This feature (the second in the "Evolution of a Computer" series) mixes clips of software wizards Bill Atkinson and Andy Hertzfeld, technical documentation manager Chris Espinosa, and Apple co-founder Steve Jobs. It also has footage of other members of the Macintosh development group, including Burrell Smith.
Voice-over: Before investing dollars, successful companies like Apple first invest in people. And in the case of its new Macintosh, the company invested in the genius of a small group of one hundred, each instilled with a common goal.
Bill Atkinson: What we tried to do was make a useful machine that people could use without becoming computer jocks. We want it be a useful tool just by itself-- forget about it being a computer, it's just something that does a job for you.
(The famous pirate flag)
Voice-over: So, charged with the goal of pushing technology years ahead, the design team chased its dreams, encouraged by the company's founder.
Chris Espinosa: What Steve Jobs did was bring us all together in a place that had no rules, and allowed us to think as big and as outrageous thoughts as we ever could think. And then brought in the right people to make them real.

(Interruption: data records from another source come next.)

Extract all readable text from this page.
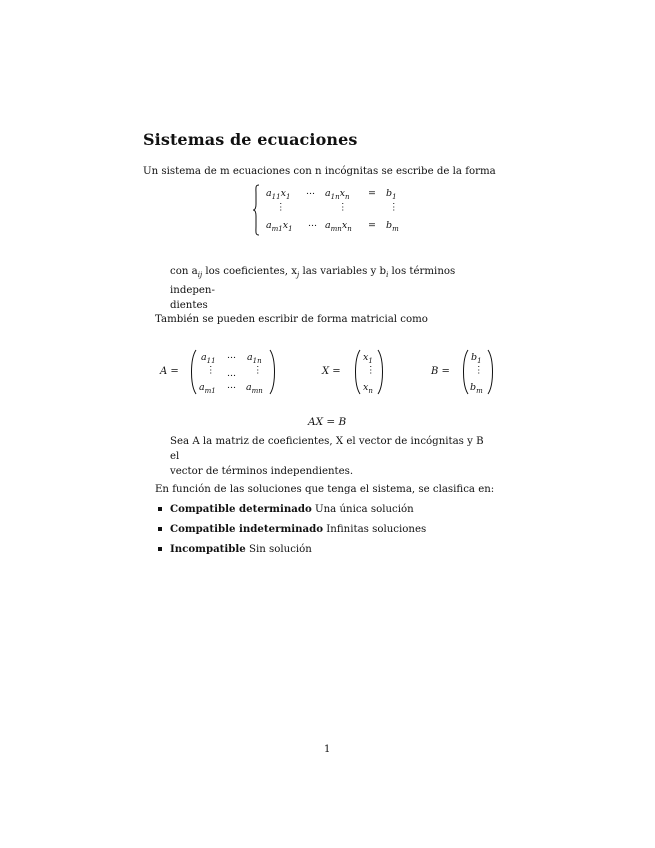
Sistemas de ecuaciones
Un sistema de m ecuaciones con n incógnitas se escribe de la forma
$a_{11}x_1$ ... $a_{1n}x_n = b_1$
⋮	⋮	⋮
$a_{m1}x_1$ ... $a_{mn}x_n = b_m$
con $a_{ij}$ los coeficientes, $x_j$ las variables y $b_i$ los términos indepen-
dientes
También se pueden escribir de forma matricial como
A =
$a_{11}$ ... $a_{1n}$
⋮ ... ⋮
$a_{m1}$ ... $a_{mn}$
X =
$x_1$
⋮
$x_n$
B =
$b_1$
⋮
$b_m$
AX = B
Sea A la matriz de coeficientes, X el vector de incógnitas y B el
vector de términos independientes.
En función de las soluciones que tenga el sistema, se clasifica en:
Compatible determinado Una única solución
Compatible indeterminado Infinitas soluciones
Incompatible Sin solución
1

Voice-over: Making that dream come true took three long years; it meant giving a bright young design team freedom from a rigid corporate structure.
Steve Jobs: Most places in life are continuously telling you that your dreams, aren't possible aren't practical. You don't want to hear that when you're under thirty! What you want to do is race after them.
Voice-over: And race after them they did. It meant extreme dedication, and it meant cooperation.
Andy Hertzfeld: We knew we were making millions of these machines, and so we had to work on making it the best possible we knew how. So [there were] just lots of late evenings, and long nights, and endless revisions. You couldn't get attached to a particular way of doing something. If someone else suggested a better way, even though it was all done, you'd have to do it over.
Voice-over: Now that Macintosh is realized, the next step is to put it into the hands of the people, and wait to see what new things will be discovered.
Steve Jobs: Millions of people are going to use this tool for things we never even dreamed of; and that's really exciting. I mean, we're going to walk into a classroom, or an office, or a home five years from now, and somebody's going to be using a Macintosh for something we never dreamed possible.